International football is rubbish
England’s turgid performance against Wales at Wembley on Tuesday night was simply the latest in a very long line of mediocrity from Fabio Capello’s side. Plus ça change, no matter the coach, of course. It is now so long since England put in a genuinely exciting performance that fans under the age of 20 are unlikely to remember it. (England 4-1 Holland, Wembley, 1996, for those who can’t).
Yet, it is not solely England that fails to thrill on the international stage, even if Capello’s men offer a particularly unique brand of insomnia-inducing fare. Indeed, international football is now such a poor cousin to the latter stages of the Champions League that it is genuinely hard to muster any excitement for the non-club game. Last summer’s FIFA World Cup in South Africa was a much discussed case in point, of course, with 64 matches of dull, uninspiring, negative and often disjointed football performed by shattered players.
Even the tournament’s deserved winners Spain, with a plethora of Barcelona-bred tika-taka stars, failed to truly spark into the thrilling brand of the game served up by the nation’s champion club. The final, which descended into a level of thuggery rarely witnessed at the game’s highest level, seemed a good précis for the tournament as a whole, where negativity was the dominant emotion.
Yet the World Cup finals tournament is by no means the worst of international football. That, seemingly, belongs to the European qualifying tournaments; a never-ending cycle of the depressingly familiar and homogeneous. Replete with the endlessly mediocre, Euro-zone qualification for European Nations Championships and World Cups now rarely delivers excellence.
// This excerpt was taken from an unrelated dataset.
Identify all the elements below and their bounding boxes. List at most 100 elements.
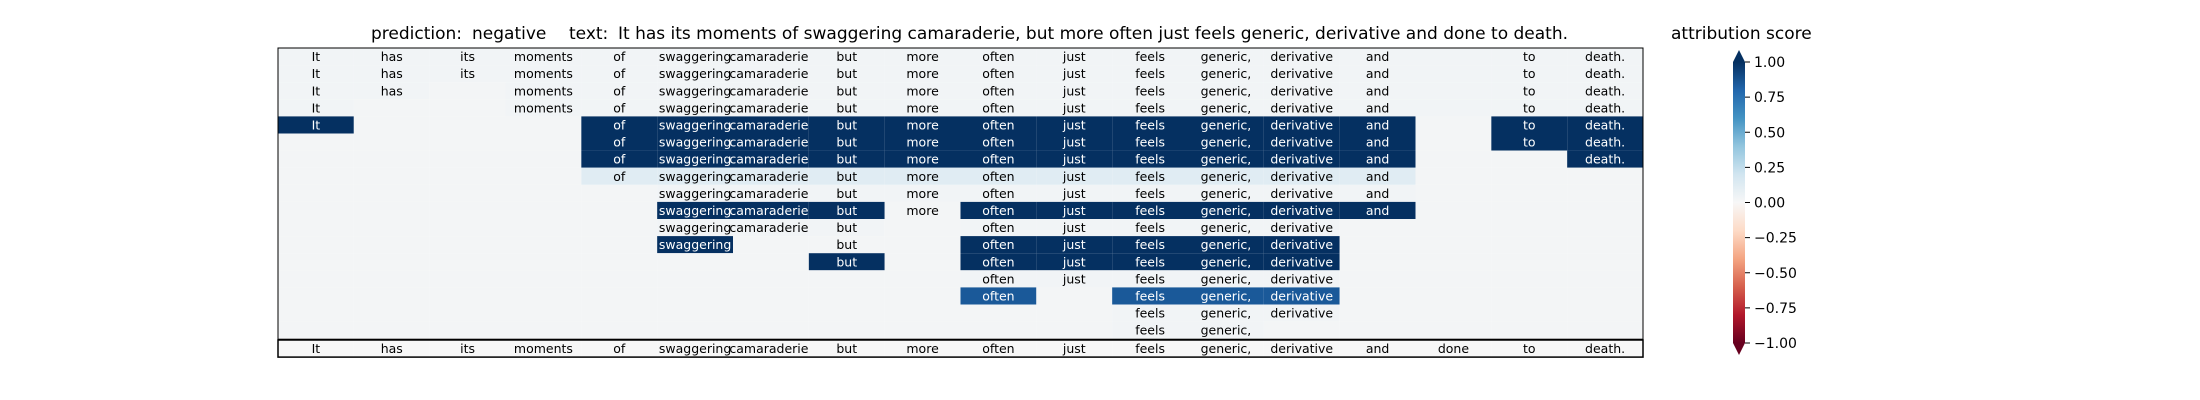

Perhaps not helped by the vast expansion in teams from Eastern Europe, and the very real need to improve standards in some of Europe’s smaller nations, but there are now so few games of genuine quality during qualification that fans are deserting in droves. Wembley, more than 13,000 short of capacity for the international equivalent of a local derby, was one of the fuller European grounds this week.
Just 16,000 watched World champions Spain and there were only 8,000 for Italy;s match in Genoa. In Russia the giant Luzhniki remained half-full – or empty depending on your persuasion – for matches with Ireland and Macedonia. Only in Germany, where fans enjoy a buoyant national team and reasonable prices, was the ground bursting at the seams this week.
With mercy perhaps, the game’s club administrators have decided to put down the suffering beast. Well, end a third of meaningless international friendlies that have become a never-ending excuse for ‘experimentation’ that cheats supporters with a carousel of substitutions and disruption.
Manchester United chief executive David Gill, in his dual role both on the Football Association board and as a leading member of the European Club Association (ECA), led the charge this week in attempting to reduce international friendlies from 21 every two years to 14.
“These topics have been discussed at length,” said Gill, an ECA board member.
The ECA hopes to reduce the number of single dates and “end friendlies in August and June and reducing it to meaningful games plus the Euros and the World Cup. Ideally we would have six double dates over the period. That gives the right balance while being a reduction for the interests of the national teams against what the clubs want.
“Six games a year is the best from a club point of view. Before Euro 2012 we have to release players two weeks before the tournament and there is space for two or three friendly matches then.”
The proposed changes are born of club self-service but, if enacted,will have the positive effect of ensuring no future summer friendlies that add little to the calendar and increase the burden on the best players. Tournament football will remain unaffected, although the ECA is on an unwavering path to extract ever more compensation for the players used in international football.
None of this guarantees an increase in quality though and international managers may well be faced with even less time to construct fluid teams. Perhaps that is irrelevant. After all, Capello has largely wasted three years and £18 million in salary deploying the same failed strategy and players as his predecessors. The ‘golden generatio’n now an allegory for the handcuffs around each successive national team coach.
Indeed, on Tuesday against Wales Capello ignored calls to rely on the youthful zest of Phil Jones, Tom Cleverley and others. Instead, back came 33-year-old Frank Lampard to anchor, alongside Gareth Barry and James Milner, one of the biggest-boned English midfields in recent times. No surprises in the glacial speed of England’s movement then, with 117 FIFA-ranked Wales genuinely unlucky not to snatch a late point.
England round off qualification against Montenegro in Podgorica next month before Capello embarks on an eight month farewell tour that is likely to take in a plethora of utterly meaningless friendlies before England bow out of Euro2012 in Poland and Ukraine at the first knock-out stage.
Mercifully, just in time some might say, there is United away at the Reebok this weekend to distract. And for once Sir Alex Ferguson may have escaped international fortnight with no fresh injuries.